The student news site of Iowa City High School

Rachel Johnson

Alexei Miriam-Hawkenburg ’22

Humans of City High

Q: What’s your full name? 

A: Alexei Miriam Hockenberg. 

Q: How about you talk about your name? 

A: So my legal name is Frieda, Frieda Kenyon Brown. My parents talked a lot as I was growing up about Frida Kahlo because I was named after Frida Kahlo. I  didn’t identify with her, her art just kind of wasn’t my style. It was the way that my name was very much hers. It felt like the name wasn’t mine at all.

The thing is, if I liked her art, if I looked up to her then maybe it would have been fine. But it didn’t really mean much to me, so it felt like my name was being taken away. In addition to that, I’m non-binary, Frieda is a very feminine name. I actually chose Alex first. Then I thought, well, Alex is a very common name. There’s going to be like three Alex’s and some of my classrooms, so I have to have something to add to that. I chose Alexei, technically choosing Alexis first. My brother jokes about it all the time. I found the name, Alexei, in a spider-man movie, he got very mad that I stole my name from a spiderman movie.

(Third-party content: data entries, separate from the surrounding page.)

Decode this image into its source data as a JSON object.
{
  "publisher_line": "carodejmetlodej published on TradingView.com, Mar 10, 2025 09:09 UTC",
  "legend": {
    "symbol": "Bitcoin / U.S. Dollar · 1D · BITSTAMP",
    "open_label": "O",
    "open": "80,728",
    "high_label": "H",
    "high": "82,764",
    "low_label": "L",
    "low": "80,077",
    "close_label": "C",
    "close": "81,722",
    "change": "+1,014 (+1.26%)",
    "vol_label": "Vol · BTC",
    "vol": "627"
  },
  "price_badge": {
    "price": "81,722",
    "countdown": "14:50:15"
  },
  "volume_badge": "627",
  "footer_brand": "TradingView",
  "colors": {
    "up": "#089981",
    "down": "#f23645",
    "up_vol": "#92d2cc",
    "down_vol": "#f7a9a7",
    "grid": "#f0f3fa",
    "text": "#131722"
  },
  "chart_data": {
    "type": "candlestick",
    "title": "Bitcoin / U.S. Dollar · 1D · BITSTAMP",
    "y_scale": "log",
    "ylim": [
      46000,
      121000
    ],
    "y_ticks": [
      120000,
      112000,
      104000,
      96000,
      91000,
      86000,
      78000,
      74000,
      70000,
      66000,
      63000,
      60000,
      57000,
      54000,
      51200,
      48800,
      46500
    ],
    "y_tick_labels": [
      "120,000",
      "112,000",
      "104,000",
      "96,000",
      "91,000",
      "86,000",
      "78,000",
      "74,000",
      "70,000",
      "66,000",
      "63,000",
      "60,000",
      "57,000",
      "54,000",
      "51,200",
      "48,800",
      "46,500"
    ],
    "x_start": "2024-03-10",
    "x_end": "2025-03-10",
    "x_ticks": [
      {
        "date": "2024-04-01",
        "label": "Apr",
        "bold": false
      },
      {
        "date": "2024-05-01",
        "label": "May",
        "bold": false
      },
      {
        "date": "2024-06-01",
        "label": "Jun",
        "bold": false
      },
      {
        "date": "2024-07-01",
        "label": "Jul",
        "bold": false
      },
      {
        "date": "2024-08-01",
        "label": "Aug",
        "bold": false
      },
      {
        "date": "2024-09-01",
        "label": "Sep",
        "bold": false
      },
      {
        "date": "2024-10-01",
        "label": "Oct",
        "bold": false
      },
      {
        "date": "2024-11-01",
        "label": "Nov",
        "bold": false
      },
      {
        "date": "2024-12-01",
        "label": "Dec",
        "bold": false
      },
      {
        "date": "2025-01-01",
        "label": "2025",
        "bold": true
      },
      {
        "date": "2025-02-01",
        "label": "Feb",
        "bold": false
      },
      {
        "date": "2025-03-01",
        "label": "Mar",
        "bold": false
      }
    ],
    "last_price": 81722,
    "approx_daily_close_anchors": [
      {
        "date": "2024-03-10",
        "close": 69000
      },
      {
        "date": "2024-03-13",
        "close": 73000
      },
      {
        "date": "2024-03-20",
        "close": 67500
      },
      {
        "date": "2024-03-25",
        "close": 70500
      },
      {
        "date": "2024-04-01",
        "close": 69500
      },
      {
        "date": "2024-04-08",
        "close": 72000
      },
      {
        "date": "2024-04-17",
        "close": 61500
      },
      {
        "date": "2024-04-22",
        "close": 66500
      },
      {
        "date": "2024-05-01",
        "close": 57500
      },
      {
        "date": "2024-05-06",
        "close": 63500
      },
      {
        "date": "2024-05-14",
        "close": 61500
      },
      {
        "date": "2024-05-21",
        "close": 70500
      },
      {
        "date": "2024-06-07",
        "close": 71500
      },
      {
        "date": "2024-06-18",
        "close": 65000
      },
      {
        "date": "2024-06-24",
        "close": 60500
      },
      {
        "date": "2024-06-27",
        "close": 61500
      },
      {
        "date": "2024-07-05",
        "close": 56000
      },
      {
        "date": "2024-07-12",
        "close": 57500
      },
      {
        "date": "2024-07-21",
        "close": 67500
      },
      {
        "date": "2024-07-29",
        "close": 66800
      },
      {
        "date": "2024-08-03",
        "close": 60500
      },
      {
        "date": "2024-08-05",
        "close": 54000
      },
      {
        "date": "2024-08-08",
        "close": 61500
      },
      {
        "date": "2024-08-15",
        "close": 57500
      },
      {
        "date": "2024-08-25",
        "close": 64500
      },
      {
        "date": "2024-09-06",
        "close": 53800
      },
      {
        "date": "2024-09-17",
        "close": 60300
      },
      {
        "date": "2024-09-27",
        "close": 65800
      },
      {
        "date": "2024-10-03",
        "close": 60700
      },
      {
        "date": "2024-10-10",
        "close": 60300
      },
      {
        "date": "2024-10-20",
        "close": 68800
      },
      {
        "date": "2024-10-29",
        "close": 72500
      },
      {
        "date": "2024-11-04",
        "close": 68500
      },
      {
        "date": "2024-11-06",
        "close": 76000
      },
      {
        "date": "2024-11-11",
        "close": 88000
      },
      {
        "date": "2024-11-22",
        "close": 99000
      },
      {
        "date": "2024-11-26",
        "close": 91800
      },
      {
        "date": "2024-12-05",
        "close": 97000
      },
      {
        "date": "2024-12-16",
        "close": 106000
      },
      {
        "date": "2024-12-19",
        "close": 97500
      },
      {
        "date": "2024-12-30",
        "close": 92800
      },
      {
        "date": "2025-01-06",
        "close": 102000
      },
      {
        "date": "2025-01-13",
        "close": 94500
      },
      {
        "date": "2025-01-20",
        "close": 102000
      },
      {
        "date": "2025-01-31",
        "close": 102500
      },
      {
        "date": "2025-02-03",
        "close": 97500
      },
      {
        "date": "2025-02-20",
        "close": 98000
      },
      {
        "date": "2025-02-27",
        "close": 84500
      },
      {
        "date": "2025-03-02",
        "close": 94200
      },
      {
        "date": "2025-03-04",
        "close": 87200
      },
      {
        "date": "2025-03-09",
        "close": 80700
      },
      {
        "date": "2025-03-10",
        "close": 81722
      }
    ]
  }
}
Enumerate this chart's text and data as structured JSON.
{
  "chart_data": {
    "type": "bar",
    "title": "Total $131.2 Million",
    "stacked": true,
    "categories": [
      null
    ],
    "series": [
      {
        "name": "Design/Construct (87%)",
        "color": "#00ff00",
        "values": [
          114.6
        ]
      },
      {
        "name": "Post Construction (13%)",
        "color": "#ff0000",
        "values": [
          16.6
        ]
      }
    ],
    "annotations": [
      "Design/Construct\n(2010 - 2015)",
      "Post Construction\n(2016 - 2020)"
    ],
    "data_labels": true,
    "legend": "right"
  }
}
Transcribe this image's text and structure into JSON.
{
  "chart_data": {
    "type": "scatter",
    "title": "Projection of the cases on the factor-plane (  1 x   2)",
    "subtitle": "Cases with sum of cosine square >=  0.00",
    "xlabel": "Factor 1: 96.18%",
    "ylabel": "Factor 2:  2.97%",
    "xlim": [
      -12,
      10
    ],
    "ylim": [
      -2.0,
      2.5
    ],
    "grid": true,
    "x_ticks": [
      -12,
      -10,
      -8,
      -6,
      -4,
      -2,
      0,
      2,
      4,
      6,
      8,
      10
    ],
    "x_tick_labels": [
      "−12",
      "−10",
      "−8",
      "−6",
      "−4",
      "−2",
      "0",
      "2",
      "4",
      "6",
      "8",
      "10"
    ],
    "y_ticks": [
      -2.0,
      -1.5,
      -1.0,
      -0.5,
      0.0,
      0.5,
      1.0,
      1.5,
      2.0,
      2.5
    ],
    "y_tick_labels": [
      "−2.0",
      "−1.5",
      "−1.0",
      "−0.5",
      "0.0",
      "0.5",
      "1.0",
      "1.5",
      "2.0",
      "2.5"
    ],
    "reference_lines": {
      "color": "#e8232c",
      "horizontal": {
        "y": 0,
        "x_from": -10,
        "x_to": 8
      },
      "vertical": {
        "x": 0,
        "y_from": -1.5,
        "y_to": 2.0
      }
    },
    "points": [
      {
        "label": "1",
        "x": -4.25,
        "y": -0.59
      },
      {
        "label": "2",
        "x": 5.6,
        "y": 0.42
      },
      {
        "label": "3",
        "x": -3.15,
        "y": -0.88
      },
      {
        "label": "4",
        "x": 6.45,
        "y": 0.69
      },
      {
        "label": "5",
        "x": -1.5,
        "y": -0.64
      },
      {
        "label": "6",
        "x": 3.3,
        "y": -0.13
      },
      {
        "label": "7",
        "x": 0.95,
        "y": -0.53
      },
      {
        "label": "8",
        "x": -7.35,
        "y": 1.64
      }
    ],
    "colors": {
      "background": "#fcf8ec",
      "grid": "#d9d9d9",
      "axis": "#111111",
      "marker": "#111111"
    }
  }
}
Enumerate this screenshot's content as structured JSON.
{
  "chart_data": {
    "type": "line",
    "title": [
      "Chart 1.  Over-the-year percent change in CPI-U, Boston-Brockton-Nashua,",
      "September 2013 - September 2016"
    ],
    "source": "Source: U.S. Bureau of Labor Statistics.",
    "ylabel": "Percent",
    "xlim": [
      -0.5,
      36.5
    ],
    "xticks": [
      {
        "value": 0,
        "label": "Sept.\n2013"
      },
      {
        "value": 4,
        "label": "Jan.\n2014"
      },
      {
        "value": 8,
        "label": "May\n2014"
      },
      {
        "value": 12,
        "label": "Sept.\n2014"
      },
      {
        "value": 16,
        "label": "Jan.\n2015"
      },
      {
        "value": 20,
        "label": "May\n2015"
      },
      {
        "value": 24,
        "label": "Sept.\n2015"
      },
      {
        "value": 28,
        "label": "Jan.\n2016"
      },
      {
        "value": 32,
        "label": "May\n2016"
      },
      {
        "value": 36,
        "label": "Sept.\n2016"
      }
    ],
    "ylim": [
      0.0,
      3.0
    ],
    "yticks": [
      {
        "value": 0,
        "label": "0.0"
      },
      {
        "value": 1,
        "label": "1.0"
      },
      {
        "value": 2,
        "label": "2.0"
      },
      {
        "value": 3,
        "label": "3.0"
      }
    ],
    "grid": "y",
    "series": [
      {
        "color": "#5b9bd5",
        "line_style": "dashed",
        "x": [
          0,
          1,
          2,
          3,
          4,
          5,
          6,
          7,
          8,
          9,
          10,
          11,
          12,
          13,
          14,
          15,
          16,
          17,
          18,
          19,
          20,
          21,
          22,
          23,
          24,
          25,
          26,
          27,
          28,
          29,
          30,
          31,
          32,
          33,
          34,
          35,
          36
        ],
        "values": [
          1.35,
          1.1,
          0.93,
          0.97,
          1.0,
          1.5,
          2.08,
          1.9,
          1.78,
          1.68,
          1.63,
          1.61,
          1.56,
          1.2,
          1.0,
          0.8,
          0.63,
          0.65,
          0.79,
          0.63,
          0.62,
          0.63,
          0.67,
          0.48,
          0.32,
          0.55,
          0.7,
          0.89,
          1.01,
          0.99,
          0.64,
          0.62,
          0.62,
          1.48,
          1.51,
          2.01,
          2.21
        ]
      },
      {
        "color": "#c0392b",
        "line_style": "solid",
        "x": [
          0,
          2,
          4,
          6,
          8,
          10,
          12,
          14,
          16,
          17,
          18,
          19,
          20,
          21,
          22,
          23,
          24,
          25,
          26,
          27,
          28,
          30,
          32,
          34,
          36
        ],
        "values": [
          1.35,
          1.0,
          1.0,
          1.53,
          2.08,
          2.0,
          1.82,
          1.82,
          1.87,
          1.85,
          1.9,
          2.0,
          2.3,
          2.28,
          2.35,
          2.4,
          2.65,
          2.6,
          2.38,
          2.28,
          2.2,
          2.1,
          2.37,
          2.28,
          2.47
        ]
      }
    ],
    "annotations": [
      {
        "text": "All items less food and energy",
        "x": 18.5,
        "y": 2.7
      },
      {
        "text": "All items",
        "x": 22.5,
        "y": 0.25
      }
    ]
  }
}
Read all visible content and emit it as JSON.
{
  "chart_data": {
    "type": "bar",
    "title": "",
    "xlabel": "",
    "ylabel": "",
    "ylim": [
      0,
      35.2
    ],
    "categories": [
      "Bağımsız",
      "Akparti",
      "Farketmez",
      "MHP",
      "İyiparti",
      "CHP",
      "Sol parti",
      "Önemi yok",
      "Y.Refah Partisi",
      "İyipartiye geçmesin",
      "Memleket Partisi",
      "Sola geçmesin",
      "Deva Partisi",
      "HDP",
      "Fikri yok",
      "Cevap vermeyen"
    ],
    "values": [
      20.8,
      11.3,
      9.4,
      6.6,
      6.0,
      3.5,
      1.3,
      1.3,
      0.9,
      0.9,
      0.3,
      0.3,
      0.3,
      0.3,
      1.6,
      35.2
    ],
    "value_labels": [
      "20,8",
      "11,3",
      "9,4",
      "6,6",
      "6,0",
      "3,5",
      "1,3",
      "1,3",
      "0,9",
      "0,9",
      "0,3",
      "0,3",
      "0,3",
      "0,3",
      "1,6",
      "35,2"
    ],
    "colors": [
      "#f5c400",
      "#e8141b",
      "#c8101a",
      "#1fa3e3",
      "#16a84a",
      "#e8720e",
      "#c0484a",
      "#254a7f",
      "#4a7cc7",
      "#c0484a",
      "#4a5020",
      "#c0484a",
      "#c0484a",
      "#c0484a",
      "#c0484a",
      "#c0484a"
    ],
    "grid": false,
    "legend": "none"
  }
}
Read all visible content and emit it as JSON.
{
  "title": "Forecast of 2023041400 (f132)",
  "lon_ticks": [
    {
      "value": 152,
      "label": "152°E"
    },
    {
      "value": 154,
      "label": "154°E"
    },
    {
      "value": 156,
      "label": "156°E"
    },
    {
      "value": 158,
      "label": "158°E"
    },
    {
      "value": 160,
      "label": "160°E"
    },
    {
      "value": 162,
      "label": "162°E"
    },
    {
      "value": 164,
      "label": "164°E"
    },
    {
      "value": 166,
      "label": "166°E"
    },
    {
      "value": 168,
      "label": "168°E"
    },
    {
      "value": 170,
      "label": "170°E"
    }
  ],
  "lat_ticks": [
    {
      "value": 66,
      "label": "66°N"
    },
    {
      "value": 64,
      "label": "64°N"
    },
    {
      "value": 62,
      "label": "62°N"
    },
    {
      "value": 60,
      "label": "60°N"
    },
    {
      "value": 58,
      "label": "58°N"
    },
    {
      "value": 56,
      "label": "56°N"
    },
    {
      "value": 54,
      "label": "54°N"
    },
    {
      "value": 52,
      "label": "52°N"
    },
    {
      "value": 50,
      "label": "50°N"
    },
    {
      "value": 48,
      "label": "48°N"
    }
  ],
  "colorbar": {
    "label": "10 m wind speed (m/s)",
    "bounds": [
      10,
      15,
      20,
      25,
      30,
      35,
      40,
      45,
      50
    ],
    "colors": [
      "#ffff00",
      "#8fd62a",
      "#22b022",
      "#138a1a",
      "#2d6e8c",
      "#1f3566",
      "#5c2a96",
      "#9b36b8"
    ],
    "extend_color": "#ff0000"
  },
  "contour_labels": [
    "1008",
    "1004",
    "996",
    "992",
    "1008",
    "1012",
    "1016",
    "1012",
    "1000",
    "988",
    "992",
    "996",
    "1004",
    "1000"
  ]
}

I don’t like Alexei from Spiderman movies though, he is Russian but that is it. My family is Jewish, and we’re from Russia. We’re technically from the Middle East. But the last place we were before the US was Russia before we fled.  My name Miriam was my Hebrew name but not my legal name. I chose that to be my new middle name because Alexei Pi sounded weird. Then Hockenberg, I didn’t want to keep Kenyon Brown, there’s no hyphen, it drives me nuts. So I chose Hockenberg, which was my grandma’s maiden name. Actually, certain members of my family got very excited about the name being revived because my grandma was one of two sisters that both married and changed their names.

Q: Do you have any interesting anecdotes about those people your last name is named after? How did it make you feel? 

A: My great aunt, when she found out, called me and she left the most beautiful voicemail. I still have it saved but I’m not going to play it out. It made me cry. I was so happy because I’ve been getting a lot of negative stuff from my parents. They didn’t really want me to change my name. That’s why it’s still not legal because I need their permission to change it before I turn 18. To hear someone so happy about it, it was great.

Q: Do you have any advice for people who are struggling with their name or wanting to change their name because it feels more right. Do you have any advice for them? 

A: Yeah, it doesn’t change who you are. It’s like the whole Romeo and Juliet thing, a rose by any other name would smell just as sweet. It sounds ridiculous, but it’s also true. You know, it’s language, names, whatever. They just identify you, and your name is a big part of you. If you don’t like that name, that’s a huge part of you and you can change it to match. If people don’t like it, then they’ll get over it. Or maybe they won’t, but that’s their problem.